Knowing when the ball is out of play (“ball-out” events) in football is important in order to calculate effective playing time and the possession metrics of the two teams. But what do you do when you don’t have ball-out data? In this post I present a calibration tool to estimate match time lost due to ball-out events.
My motivation for the post comes from work on the Soccermetrics Connect API during the World Cup this summer. One of the lessons I learned from the API (which really deserves a separate post of its own) is that no matter how hard one tries to standardize data processing and analysis code, there will always be peculiarities from a data supplier that will make that task extremely difficult. In the case of Press Association’s MatchStory, which supplied the touch-by-touch data for the World Cup, there are no recorded events of the time and location of the ball going out of play. MatchStory does record throw-ins, corner kicks, and goal kicks, which are the “restart events” from a ball going into touch or over the bye lines.

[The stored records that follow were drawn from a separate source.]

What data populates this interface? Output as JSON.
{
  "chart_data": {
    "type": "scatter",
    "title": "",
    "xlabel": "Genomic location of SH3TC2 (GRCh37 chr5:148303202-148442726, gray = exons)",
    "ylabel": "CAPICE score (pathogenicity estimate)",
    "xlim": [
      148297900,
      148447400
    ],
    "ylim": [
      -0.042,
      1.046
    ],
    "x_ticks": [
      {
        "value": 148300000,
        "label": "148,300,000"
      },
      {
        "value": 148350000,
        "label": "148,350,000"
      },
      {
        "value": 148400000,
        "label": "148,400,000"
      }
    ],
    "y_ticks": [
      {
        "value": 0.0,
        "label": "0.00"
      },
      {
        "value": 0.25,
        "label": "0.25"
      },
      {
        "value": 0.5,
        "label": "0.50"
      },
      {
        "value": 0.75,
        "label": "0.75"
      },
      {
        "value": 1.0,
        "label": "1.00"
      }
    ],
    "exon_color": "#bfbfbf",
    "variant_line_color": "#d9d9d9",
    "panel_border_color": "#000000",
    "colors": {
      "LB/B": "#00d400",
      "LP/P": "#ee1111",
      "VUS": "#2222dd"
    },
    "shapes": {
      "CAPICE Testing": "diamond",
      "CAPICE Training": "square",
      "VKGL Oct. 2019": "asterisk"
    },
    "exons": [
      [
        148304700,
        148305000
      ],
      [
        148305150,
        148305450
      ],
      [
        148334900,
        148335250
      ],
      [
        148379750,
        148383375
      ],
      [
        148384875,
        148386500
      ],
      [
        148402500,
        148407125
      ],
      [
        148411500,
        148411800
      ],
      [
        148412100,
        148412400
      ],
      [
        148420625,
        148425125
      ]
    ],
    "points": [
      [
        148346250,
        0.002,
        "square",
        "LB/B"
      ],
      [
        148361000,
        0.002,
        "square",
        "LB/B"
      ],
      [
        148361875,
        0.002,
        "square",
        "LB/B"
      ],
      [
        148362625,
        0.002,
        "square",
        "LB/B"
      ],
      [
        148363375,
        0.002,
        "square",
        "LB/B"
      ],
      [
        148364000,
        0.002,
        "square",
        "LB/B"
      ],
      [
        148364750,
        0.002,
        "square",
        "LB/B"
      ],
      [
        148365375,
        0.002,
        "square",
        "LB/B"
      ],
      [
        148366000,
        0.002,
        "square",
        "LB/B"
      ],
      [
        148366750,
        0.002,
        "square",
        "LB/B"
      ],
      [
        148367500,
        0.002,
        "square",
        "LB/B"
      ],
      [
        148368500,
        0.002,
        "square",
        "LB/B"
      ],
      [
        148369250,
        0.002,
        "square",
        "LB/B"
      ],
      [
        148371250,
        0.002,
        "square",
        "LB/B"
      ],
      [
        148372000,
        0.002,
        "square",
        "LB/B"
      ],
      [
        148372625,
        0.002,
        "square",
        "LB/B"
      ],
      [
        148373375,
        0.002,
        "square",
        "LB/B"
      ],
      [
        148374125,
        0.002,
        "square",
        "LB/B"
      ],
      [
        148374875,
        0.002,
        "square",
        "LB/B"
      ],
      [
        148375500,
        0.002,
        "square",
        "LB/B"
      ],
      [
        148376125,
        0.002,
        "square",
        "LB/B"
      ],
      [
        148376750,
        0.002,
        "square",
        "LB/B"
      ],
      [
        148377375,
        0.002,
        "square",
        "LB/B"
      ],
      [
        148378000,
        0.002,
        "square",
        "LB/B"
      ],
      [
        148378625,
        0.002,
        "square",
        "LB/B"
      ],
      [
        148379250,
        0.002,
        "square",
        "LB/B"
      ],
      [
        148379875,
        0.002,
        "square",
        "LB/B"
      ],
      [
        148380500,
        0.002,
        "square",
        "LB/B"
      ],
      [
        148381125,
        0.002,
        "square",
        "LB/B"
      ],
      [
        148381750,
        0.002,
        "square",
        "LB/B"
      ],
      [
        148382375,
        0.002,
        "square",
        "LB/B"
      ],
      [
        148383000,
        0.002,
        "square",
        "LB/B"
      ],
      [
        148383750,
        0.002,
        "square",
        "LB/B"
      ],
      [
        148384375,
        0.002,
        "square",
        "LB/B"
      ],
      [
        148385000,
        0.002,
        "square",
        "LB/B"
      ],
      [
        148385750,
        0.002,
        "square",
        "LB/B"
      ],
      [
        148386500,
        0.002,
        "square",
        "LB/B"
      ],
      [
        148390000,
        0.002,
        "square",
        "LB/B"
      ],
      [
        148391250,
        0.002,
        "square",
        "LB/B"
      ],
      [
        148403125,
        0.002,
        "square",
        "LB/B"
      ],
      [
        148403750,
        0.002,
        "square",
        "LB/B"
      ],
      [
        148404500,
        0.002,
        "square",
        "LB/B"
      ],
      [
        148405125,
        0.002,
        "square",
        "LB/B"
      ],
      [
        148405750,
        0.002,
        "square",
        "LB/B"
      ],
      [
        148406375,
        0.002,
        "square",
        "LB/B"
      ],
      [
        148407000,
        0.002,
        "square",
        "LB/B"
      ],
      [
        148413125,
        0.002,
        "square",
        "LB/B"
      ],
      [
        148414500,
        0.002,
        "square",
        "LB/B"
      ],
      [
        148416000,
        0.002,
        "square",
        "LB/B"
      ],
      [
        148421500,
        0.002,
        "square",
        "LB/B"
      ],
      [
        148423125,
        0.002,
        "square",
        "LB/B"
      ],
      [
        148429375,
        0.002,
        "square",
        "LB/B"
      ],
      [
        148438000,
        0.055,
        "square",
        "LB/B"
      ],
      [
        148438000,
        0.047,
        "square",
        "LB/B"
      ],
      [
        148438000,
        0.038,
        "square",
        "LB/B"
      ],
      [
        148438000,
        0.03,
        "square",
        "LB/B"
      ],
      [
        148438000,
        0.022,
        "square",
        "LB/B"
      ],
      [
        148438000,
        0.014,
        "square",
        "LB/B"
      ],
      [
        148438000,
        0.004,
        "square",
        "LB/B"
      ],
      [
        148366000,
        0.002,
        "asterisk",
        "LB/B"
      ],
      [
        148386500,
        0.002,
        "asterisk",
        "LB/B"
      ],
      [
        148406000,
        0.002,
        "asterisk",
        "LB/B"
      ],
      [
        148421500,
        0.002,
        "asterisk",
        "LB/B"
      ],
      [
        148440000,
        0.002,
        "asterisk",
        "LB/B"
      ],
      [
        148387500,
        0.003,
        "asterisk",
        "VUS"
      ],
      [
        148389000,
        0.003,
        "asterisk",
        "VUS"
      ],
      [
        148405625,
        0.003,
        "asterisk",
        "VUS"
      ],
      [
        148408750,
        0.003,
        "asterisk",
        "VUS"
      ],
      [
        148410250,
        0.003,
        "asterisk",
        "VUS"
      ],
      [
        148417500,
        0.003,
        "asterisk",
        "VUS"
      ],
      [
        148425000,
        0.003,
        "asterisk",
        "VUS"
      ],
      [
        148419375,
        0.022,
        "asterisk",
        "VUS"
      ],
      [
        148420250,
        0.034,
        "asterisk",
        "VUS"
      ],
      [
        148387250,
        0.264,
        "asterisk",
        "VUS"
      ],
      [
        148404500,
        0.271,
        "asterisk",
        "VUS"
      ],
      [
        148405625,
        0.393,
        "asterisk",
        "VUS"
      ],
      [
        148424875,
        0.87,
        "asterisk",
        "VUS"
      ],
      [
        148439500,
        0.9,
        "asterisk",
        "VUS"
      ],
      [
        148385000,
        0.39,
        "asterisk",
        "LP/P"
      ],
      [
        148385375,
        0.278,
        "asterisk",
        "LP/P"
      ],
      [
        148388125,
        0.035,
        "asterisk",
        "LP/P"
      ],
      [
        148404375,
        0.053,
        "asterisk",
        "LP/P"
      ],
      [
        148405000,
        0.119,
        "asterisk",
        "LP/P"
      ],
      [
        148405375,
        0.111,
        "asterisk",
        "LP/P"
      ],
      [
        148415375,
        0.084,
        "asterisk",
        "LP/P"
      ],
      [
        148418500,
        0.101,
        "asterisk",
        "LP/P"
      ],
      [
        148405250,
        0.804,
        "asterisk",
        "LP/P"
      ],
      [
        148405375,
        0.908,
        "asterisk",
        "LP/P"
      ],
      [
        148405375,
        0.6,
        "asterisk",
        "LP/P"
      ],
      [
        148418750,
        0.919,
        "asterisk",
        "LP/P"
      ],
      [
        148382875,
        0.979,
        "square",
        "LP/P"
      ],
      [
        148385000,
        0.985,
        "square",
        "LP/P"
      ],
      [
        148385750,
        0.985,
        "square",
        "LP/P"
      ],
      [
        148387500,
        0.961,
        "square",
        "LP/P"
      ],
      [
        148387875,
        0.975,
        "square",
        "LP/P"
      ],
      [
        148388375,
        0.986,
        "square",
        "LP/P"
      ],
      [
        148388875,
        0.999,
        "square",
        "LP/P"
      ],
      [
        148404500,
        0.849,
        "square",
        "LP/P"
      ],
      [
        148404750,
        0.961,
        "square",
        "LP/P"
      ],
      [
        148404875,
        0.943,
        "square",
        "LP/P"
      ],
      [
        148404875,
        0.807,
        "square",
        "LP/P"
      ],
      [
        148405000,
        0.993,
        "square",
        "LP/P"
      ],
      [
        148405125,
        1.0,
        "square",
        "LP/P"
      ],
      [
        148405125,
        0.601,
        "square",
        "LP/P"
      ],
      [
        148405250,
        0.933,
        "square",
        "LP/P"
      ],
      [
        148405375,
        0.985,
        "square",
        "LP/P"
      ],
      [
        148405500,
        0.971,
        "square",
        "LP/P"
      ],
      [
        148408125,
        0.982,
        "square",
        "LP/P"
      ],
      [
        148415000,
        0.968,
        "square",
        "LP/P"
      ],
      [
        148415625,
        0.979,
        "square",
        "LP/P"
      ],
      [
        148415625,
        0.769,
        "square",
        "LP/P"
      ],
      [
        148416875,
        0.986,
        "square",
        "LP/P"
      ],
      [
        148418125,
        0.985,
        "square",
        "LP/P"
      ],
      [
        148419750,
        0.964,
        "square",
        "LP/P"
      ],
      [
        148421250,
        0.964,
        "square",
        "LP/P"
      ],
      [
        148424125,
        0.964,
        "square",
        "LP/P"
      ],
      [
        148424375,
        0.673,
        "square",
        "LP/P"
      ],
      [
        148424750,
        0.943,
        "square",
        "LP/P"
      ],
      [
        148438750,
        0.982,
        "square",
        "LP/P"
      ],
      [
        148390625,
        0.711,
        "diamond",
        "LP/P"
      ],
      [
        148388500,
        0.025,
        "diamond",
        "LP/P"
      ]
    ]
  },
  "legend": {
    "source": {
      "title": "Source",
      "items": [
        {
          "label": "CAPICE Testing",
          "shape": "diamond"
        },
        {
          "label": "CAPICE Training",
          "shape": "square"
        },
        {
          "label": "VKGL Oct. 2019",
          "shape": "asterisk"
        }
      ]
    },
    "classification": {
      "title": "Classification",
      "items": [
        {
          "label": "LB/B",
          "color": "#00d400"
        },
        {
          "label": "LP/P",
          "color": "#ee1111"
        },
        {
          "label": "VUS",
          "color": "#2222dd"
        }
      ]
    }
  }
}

So why do I care about ball-out events? Without them, it is difficult to calculate effective playing time or possession time in a match because it is impossible to know precisely when a spell of possession stops and the dead period of the ball out of play begins. At the extremes, one could consider the possession as continuing to the throw-in, corner, or goal kick and ignore time lost due to the ball going out of play, which would overestimate possession time and underestimate effective time, or consider the touch event preceding the throw-in, corner, or goal kick as the start of the stoppage, which underestimates the possession time and overestimates the effective time. As a compromise, one could employ something like a “90/10 rule” in which one assumes that in the time between the touch event preceding the restart event and the event itself, for the first 90% of the play the ball is in play and in the last 10% it is not. But the assumption is kludgy and tricky to implement. (I pulled a 90/10 figure out of the air; I have not tested that assumption with any data.)
Ball-out events are not trivial in a football match. Consider that in a typical football match, 55-75 ball-out events occur, which translates to 10-20 minutes playing time lost. It also means that effective time could be off by as much as 5-8 minutes. Possession time — and ultimately match tempo — are even more difficult to estimate.
So MatchStory does not contain ball-out events, which is unfortunate but the reality that must be faced. One remedy to this problem is to correlate the number of ball-out events to the amount of playing time lost, and use that figure to correct our original estimate of effective playing time. Fortunately I do have an available dataset, thanks to Opta Sports. This ball-out data is from the 2010-11 English Premier League, and we calculated time lost by implementing a state transition model of continuous play and stoppages in a football match. A least-square fit between the number of ball-out events and the total seconds lost yields the relationship described in the figure below.
Obviously the regression constants have error terms associated with them, which are:
α0 (constant) = 218.819 ± 36.624
α1 = 12.512 ± 0.540
There appears to be a good relationship between the number of ball-out events and the total seconds lost, which isn’t too surprising. It doesn’t tell us anything definitive about the quality of the fit, and I didn’t perform a goodness-of-fit test or a t-test on the regression constants. But the magnitude of the standard errors gives me some confidence that those constants are significant from zero.
One defect of the linear regression is that it does not intersect at zero, which means that a match with zero ball-out events has non-zero time lost due to ball-out events. This is nonsensical, of course, and one remedy is to use a power model regression, where
f(x) = axb
One can calculate the regression constants by transforming the data to a log-log scale, but I didn’t do that here. I’ll present those calculations later. In reality, I expect few matches to experience fewer than 20 events where the ball is out of play, unless the match is highly scripted.
The bottom line is that I have a calibration model that allows me to estimate how much time should be lost due to ball-out events. It’s not perfect, and it could use more points, but it is a start. Of course, I would rather not use this approach and know exactly when a ball has left the field of play. But not all data providers have that capability.
UPDATE: I carried out a power model regression and got these results for the model:
a = 36.525 ± 1.305
b = 0.7994 ± 0.064
The uncertainties represent the intervals of the regressors at a 95% confidence level. The coefficient of determination R2 is 0.618, which means that this model captures a little bit more of the variance than the linear model, but I don’t the difference is that great. There is still a non-zero time lost if there are no ball-out events, but such an occurrence will never happen.